Each organization completing a Request Form (Step 1) no later than January 14th 2022, with or without an existing Local Advocate, will be considered by a vetting subcommittee based on the mission, policies and guidelines of the IWJB. Every organization will also be vetted by our umbrella organization, Jewish Federations of North America (JFNA). After the initial subcommittee review, select organizations will be invited to complete a full application for consideration by the IWJB committee. All organizations, including those receiving allocations in previous years, must complete this Request Form.
Preference will be given to organizations with an established Local Advocate and/or a strong Birmingham community history/affiliation.
Please keep in mind that Birmingham’s Jewish community is small, and there are only so many organizations that can be funded. In 2019, $166,000 was allocated between 16 organizations. Most grants awarded were between $1,000 and $5,000, and not all organizations that applied were awarded grants.
Whether you are an organization that has applied or received funding in the past or a new organization (with or without a Local Advocate), you must complete the Request Form (Step 1) by January 14th 2022. Please read through our Policy Statement and Guidelines for more information. The IWJB staff member will notify you if your application makes it to the next step. Please be patient and do not check on your application status as this might take a few weeks for vetting and for the IWJB committee to meet. You will probably be notified sometime in February 2022.

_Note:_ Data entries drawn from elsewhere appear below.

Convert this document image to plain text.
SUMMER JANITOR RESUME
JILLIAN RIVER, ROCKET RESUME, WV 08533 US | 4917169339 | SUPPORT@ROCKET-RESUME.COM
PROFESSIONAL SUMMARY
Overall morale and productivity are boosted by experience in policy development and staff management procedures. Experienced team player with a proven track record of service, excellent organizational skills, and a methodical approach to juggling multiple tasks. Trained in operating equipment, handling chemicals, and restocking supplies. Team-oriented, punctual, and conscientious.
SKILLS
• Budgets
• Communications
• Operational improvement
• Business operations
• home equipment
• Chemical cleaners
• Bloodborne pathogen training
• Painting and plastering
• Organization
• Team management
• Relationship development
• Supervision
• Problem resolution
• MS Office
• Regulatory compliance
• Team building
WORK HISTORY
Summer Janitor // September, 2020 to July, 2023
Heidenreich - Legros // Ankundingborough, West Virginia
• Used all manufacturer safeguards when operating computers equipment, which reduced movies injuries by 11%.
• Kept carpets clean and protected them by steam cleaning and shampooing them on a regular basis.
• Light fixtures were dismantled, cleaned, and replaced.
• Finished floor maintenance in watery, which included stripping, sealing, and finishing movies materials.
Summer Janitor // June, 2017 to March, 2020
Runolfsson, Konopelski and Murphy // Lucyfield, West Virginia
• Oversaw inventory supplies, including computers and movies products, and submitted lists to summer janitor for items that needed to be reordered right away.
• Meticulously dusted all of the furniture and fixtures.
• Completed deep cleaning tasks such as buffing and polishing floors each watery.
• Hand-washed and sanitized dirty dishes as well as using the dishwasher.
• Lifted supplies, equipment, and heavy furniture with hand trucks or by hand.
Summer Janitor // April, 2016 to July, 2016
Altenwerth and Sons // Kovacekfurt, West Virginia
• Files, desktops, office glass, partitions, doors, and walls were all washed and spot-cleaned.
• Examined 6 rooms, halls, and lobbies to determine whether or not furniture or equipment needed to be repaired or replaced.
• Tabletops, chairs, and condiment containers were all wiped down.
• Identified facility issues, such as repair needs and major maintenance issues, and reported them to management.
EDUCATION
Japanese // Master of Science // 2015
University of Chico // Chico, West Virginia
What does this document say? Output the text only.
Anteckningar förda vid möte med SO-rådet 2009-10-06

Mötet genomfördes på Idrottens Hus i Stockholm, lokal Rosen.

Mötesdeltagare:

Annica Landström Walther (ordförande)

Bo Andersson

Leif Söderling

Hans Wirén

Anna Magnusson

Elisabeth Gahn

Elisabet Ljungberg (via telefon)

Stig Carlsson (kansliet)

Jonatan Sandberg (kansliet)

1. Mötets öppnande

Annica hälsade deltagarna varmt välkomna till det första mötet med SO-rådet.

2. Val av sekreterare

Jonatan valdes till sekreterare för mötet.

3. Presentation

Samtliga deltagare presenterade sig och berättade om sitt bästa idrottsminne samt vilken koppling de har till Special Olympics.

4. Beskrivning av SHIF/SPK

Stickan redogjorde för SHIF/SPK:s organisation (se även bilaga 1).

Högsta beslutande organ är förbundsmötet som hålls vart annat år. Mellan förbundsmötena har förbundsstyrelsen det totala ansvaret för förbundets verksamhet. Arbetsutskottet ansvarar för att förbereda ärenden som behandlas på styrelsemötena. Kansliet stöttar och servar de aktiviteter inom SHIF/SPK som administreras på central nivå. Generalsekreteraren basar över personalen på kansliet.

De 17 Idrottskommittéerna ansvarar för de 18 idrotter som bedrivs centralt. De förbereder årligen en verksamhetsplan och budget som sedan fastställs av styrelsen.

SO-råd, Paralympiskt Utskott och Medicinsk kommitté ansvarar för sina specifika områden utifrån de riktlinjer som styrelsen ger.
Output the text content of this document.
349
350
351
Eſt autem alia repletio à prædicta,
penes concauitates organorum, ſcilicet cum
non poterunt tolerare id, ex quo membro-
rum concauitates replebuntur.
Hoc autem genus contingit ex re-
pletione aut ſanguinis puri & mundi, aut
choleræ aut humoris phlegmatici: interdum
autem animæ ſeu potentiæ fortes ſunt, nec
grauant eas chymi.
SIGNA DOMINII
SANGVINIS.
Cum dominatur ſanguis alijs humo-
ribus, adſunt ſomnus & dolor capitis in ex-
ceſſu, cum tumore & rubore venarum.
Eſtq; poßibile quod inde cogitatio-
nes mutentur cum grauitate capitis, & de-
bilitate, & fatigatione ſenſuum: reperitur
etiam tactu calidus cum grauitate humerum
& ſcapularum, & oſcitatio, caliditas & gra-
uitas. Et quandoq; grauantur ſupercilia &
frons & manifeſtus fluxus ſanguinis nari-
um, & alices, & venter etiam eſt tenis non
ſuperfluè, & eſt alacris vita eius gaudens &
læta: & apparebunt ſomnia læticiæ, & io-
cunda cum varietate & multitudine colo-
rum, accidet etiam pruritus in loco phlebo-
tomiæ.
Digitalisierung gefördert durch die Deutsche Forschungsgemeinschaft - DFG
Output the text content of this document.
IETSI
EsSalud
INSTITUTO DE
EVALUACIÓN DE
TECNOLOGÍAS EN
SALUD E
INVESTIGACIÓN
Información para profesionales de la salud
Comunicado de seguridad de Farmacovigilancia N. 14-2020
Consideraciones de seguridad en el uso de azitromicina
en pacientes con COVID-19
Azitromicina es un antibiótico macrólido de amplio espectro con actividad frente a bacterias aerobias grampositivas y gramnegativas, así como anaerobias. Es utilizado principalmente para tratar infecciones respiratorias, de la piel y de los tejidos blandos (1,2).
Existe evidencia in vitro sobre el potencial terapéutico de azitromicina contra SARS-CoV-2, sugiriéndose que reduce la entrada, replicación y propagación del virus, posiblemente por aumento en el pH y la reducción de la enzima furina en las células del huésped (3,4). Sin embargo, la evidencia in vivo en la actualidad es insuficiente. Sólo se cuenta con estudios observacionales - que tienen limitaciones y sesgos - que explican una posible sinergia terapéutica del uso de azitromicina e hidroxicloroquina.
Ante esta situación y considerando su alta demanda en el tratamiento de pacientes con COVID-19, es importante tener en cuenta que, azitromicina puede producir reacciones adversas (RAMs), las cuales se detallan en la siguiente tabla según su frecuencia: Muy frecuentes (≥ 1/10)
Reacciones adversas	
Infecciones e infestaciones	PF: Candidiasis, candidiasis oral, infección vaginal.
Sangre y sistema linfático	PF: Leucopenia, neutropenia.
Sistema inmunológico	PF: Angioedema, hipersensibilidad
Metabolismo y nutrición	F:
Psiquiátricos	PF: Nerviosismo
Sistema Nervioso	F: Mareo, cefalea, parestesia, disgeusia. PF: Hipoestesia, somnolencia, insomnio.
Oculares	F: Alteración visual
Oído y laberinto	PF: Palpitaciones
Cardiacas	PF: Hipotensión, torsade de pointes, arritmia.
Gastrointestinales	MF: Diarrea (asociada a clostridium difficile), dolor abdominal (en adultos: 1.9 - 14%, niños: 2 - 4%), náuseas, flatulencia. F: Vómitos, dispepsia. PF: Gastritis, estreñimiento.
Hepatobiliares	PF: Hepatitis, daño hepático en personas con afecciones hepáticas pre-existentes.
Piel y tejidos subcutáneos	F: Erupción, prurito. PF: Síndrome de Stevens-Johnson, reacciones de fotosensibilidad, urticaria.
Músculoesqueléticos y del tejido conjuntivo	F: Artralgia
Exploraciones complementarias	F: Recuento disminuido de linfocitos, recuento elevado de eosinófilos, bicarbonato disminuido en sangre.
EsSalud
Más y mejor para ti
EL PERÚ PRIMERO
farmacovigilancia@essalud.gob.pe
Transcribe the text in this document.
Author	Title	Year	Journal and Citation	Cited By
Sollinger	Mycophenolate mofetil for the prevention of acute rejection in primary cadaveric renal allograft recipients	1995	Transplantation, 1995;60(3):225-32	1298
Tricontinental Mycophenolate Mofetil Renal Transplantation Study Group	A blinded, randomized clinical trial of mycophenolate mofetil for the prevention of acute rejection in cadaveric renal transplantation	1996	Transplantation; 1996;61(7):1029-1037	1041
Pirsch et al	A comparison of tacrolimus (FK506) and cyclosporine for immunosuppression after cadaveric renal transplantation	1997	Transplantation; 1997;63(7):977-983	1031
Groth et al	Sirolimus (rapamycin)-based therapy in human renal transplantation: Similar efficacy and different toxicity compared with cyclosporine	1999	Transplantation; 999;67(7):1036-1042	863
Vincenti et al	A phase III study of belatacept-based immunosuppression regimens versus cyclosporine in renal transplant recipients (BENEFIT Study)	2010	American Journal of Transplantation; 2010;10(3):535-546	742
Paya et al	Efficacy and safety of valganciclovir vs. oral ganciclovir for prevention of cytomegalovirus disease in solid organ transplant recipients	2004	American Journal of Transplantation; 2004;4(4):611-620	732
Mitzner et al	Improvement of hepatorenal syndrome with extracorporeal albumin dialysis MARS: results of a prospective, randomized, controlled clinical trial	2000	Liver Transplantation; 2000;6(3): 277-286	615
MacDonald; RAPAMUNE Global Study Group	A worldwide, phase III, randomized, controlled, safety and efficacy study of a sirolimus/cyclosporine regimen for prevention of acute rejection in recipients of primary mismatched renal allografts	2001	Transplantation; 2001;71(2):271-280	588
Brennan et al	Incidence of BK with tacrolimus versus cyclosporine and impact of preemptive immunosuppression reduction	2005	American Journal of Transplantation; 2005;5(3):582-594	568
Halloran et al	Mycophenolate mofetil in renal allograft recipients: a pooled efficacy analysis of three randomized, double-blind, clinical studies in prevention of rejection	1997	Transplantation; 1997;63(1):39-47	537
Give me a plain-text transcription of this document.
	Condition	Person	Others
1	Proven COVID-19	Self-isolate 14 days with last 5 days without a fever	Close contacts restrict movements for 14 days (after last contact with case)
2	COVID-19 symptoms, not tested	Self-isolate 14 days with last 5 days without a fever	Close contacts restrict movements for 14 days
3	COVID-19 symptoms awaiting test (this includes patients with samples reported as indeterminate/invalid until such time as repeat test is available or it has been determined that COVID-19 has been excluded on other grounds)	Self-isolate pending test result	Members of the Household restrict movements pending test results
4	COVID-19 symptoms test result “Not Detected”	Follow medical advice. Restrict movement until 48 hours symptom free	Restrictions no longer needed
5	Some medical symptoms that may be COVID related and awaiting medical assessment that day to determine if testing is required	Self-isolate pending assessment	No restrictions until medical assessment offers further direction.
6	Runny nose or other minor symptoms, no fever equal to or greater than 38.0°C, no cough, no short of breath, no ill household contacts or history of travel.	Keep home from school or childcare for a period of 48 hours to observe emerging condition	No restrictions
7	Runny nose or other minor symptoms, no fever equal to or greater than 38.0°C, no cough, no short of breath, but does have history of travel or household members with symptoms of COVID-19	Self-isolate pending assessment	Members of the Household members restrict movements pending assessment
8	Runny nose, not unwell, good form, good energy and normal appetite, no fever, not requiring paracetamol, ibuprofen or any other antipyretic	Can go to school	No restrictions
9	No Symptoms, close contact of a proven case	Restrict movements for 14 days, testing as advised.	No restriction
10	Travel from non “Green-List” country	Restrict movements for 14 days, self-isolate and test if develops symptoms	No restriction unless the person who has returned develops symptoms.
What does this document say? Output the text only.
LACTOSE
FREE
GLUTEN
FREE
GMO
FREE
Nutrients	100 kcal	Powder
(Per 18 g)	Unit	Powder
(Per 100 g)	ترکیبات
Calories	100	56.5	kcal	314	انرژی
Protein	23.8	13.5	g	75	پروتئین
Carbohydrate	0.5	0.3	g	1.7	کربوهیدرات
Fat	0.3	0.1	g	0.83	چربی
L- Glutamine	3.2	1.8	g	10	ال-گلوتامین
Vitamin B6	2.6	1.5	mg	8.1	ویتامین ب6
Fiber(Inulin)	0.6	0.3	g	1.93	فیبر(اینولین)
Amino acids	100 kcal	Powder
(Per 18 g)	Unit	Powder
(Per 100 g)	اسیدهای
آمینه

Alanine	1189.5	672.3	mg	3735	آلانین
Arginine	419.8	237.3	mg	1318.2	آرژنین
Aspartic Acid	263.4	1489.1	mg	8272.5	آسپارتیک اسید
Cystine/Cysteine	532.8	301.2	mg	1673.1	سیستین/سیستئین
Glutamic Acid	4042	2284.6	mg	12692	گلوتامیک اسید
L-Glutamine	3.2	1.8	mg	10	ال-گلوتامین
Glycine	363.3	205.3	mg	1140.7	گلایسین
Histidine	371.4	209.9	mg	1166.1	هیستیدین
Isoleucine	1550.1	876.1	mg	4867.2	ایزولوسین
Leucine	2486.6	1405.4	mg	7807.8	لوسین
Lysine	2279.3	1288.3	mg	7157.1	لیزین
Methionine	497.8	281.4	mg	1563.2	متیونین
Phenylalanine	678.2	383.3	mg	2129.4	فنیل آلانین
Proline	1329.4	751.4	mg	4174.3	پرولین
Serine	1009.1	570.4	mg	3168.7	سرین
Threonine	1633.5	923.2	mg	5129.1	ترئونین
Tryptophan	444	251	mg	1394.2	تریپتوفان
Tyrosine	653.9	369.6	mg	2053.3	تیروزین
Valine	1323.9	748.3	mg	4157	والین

Following review of the Request Forms, select organizations will be invited to complete a full application for consideration by the IWJB committee. Please note that being invited to complete a full application does not guarantee an allocation.
Policies and Guidelines
The Israel-World Jewry Bureau of The Birmingham Jewish Federation gives preference to grant requests from organizations/agencies that focus on our 9 targeted areas:
- Israeli Security Needs & Security Needs Elsewhere
- Social Services
- Portrayal of Israel in Media
- Strengthening the connection between the people of Birmingham and the people of Israel and the Jewish World
- Threat of a Nuclear Iran
- World Wide Jewish Needs
- Economic Development
- Immigration and Absorption
Applicants must meet the following criteria:
- Grantee must be a 501(c)(3) – mandatory.
- They must have an “American arm” or “Friends of…” Or, if they do not have this, the grantee must be approved by Jewish Federations of North America (JFNA)* Every organization that applies for IWJB is sent for vetting by IWJB staff member to JFNA.
- Programs and projects which have an impact on many people for a limited amount of money.
- The request must be solely for Israel or World Jewry.
- Preference will be given to organizations with an established Local Advocate and/or a strong Birmingham community history/affiliation.
Activities and Agencies that the IWJB is reluctant to fund:
- Religious institution
- Political groups/organizations/campaigns
*In post 9/11 world, you can’t give directly to overseas organizations without a thorough vetting process of their financials, boards and board member affiliation.
Since Birmingham can’t do the vetting ourselves we will only give to organizations that have a U.S. affiliate….” meaning Friends of…”
We send through JFNA’s overseas office which does the vetting for us in Israel. We use JFNA because we are comfortable with their level of due-diligence.